Tapage diurne. Encore des gens qui expriment leur mécontentement à coups de banderoles et de chants de guerre, eux seuls savent pourquoi. Ou peut-être pas.
Qu’est-ce qui ne tourne pas rond chez nous ? On élit un leader, il semble le seul capable de redresser un peu le marasme et dès qu’il tente une réforme on lui saute à la gorge. Comme si on avait tellement peur du changement qu’on préfère les gravas d’aujourd’hui aux travaux de terrassements.
C’est tellement stupide. Comment évoluer si on ne prend pas de risque ? Bien sûr que la situation pourrait être pire, mais vu l’état des lieux, ça vaut le coup d’essayer.
Prenons l’école, par exemple.
La gloire de la République et le flambeau de la nation des Lumières et des droits de l’Homme. En crise.
Et le baccalauréat passe encore pour un diplôme de valeur, n’importe qui peut l’avoir avec un peu de doigté et en écoutant vaguement les cours. Nul besoin de réel travail.
Vous gobez béatement la pilule de la démocratisation scolaire mais c’est une énorme plaisanterie. Un enfant issu des classes populaires n’a tout simplement pas les ressources dans son milieu familial pour être bon. Il n’y a pas égalité des chances.
Bien sûr qu’il faut donner leurs chances aux enfants naturellement intelligents, naturellement doués, bien sûr qu’ils doivent avoir droit à l’école, sans quoi l’ascenseur social serait définitivement en panne.  Mais la façon dont l’école est conçue fait que la réussite des enfants des classes populaires est compromise d’emblée. Alors c’est stupide de faire miroiter l’espoir d’une méritocratie idyllique. Le collège unique est une illusion totale.
Tout le monde n’est pas fait pour des études livresques. Tout le monde n’est pas fait pour faire les mêmes études.
C’est quand même un scandale, certains passent leur vie à s’ennuyer sur les bancs de l’école faute d’être stimulés, d’autres passent de classe en classe parce que personne n’a le courage de les faire redoubler ou de les réorienter parce que c’est trop tard. À force de vouloir démocratiser les études on les aligne sur les plus faibles et il y en a quand même qui restent à la traîne. Tout le monde le sait alors pourquoi personne ne fait rien ?

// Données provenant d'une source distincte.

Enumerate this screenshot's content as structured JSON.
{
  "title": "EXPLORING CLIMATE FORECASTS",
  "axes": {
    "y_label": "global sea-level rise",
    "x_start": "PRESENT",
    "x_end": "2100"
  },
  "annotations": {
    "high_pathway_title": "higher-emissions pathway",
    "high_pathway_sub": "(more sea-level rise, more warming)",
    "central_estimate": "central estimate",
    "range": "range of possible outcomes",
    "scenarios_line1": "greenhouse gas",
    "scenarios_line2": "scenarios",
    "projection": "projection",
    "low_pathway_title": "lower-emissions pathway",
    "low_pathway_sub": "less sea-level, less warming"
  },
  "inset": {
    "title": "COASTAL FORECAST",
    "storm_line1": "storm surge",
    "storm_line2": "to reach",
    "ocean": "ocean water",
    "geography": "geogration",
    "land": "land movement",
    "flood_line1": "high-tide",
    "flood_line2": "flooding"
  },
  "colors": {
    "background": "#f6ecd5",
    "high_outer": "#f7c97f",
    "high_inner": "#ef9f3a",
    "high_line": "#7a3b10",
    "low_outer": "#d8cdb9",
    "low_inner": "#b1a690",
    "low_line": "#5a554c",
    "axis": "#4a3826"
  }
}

C’est tellement ridicule, pourquoi personne ne veut admettre qu’on ne peut classer les gens sur une seule et même échelle de hiérarchie où tout le monde pourrait se mouvoir gracieusement à l’aune seule du travail qu’il produit ?
Tout ça parce qu’on fond on a peur d’une hiérarchisation des talents.
Après, bien sûr, il y a le problème de la détection de ces talents. Comment mettre en place des tests efficaces qui ne se transforment pas en batterie d’examens où est exigée une performance, que l’on prépare pour booster ses résultats, qui soit le reflet d’une réalité intemporelle et non d’une conjecture (fatigue, stress…) ? Comment ne pas faire d’un simple test d’orientation une gigantesque entreprise de catégorisation, à la façon du Meilleur des mondes (Huxley), du Destin de Linus Hoppe (Bondoux) ou encore du Vent du feu (Nicholson) ?...
Mais la situation actuelle est un scandale de gâchis et de frustrations. Il ne peut y avoir une école unique pour tous.
Je n’étais pas bien à l’école, j’ai passé ma vie à attendre, pleine de lassitude, j’ai fini par devenir transparente faute de stimulation, jusqu’à ce que je devienne aussi bête que les autres, jusqu’à finir parfaitement mutilée. Et maintenant, c’est trop tard.
Tout le monde voit bien que la situation est loin d’être optimale. Alors pourquoi personne ne veut rien faire ? Pourquoi se battre pour des cendres ?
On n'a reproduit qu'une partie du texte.